虽然安国公心思缜密,不可小觑,但是沈老师心里只有橘子树,于是她找了个“想在外面吹风”的理由,和赶车的小厮挤在外面的车架上,刚好和车厢只隔了一层门帘,有什么风吹草动,她也能及时钻进去。
霍昶总算觉得这几年没白给焦昕饭吃,伸手熄灭了灯火。黑锻的门帘和窗帘极遮光,车内只余下了几缕灰暗的晨光。
“我要休息一刻钟。”霍昶斜倚塌上,闭目养神。
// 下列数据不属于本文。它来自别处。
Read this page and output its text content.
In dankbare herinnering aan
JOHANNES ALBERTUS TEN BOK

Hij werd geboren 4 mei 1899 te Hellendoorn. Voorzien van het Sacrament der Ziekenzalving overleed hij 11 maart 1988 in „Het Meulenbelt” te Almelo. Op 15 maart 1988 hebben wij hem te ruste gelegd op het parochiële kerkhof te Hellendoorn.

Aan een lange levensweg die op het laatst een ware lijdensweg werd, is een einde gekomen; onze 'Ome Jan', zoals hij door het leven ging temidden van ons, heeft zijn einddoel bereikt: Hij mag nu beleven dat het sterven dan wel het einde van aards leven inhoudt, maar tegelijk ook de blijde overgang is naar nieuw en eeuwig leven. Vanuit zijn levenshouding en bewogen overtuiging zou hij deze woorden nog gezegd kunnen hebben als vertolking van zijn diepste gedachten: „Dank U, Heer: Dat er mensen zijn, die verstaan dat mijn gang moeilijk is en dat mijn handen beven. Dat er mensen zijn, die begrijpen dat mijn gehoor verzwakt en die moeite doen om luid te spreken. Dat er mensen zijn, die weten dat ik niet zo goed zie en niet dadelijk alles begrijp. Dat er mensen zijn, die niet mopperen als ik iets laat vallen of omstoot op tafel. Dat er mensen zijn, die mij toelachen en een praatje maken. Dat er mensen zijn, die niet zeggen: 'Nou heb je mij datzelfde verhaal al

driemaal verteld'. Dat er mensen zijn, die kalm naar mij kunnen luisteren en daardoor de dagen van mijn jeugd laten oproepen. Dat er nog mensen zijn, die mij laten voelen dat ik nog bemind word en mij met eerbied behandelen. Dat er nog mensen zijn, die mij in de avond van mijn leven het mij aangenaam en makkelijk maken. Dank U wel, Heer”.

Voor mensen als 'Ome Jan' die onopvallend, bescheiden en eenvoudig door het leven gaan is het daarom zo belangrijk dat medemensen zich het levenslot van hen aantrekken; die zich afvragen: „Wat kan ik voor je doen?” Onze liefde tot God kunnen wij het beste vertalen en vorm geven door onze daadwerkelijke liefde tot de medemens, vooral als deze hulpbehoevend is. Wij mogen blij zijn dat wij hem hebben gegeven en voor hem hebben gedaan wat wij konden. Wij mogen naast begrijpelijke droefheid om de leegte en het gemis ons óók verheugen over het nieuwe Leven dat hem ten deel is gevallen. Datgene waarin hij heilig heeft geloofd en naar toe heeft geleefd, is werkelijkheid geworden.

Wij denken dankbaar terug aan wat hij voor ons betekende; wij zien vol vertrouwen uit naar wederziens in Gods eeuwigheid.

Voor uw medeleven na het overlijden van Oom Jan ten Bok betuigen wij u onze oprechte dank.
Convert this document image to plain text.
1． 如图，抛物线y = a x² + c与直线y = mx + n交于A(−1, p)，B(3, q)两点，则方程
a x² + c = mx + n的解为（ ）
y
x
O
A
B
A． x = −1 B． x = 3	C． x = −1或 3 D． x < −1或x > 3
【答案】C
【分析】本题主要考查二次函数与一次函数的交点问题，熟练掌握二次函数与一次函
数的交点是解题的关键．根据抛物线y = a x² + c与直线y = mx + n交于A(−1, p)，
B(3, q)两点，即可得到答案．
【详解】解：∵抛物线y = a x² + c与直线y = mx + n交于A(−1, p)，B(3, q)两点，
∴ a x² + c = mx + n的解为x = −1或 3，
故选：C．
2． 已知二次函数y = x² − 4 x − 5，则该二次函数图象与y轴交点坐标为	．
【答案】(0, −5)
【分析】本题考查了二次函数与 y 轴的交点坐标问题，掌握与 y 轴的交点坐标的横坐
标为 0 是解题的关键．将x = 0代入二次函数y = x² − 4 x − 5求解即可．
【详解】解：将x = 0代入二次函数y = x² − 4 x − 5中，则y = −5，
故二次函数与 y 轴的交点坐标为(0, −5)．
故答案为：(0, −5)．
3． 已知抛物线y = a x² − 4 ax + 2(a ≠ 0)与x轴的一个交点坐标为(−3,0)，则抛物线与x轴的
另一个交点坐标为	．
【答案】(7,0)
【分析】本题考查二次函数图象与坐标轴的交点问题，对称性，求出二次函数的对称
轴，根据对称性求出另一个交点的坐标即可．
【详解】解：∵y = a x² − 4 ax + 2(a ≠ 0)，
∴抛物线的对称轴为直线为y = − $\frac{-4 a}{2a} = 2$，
沈静便也放松了些,不知不觉中陷入小睡。
黑暗中,一双眼切切地凝望着她,仅仅只是目光便贪婪得仿佛要将她吞吃入腹,而沈静对此一无所知。
沈静再睁开眼时,晨光熹微,靠在对面榻上的身影已经消失。马车停在宫门门口,剩下的路需要步行进入。
沈静和焦昕刚下马车,迎面走来一个年轻的小太监,满脸恭敬道:“见过安国公夫人,焦小姐,娘娘已在后花园备了茶水,还请二位与我同来。”
层层宫墙,朱墙黄瓦,白石板路上不少下人贴着墙匆匆忙忙,健步如飞,明明墙并不高,却看不到任何树木的影子。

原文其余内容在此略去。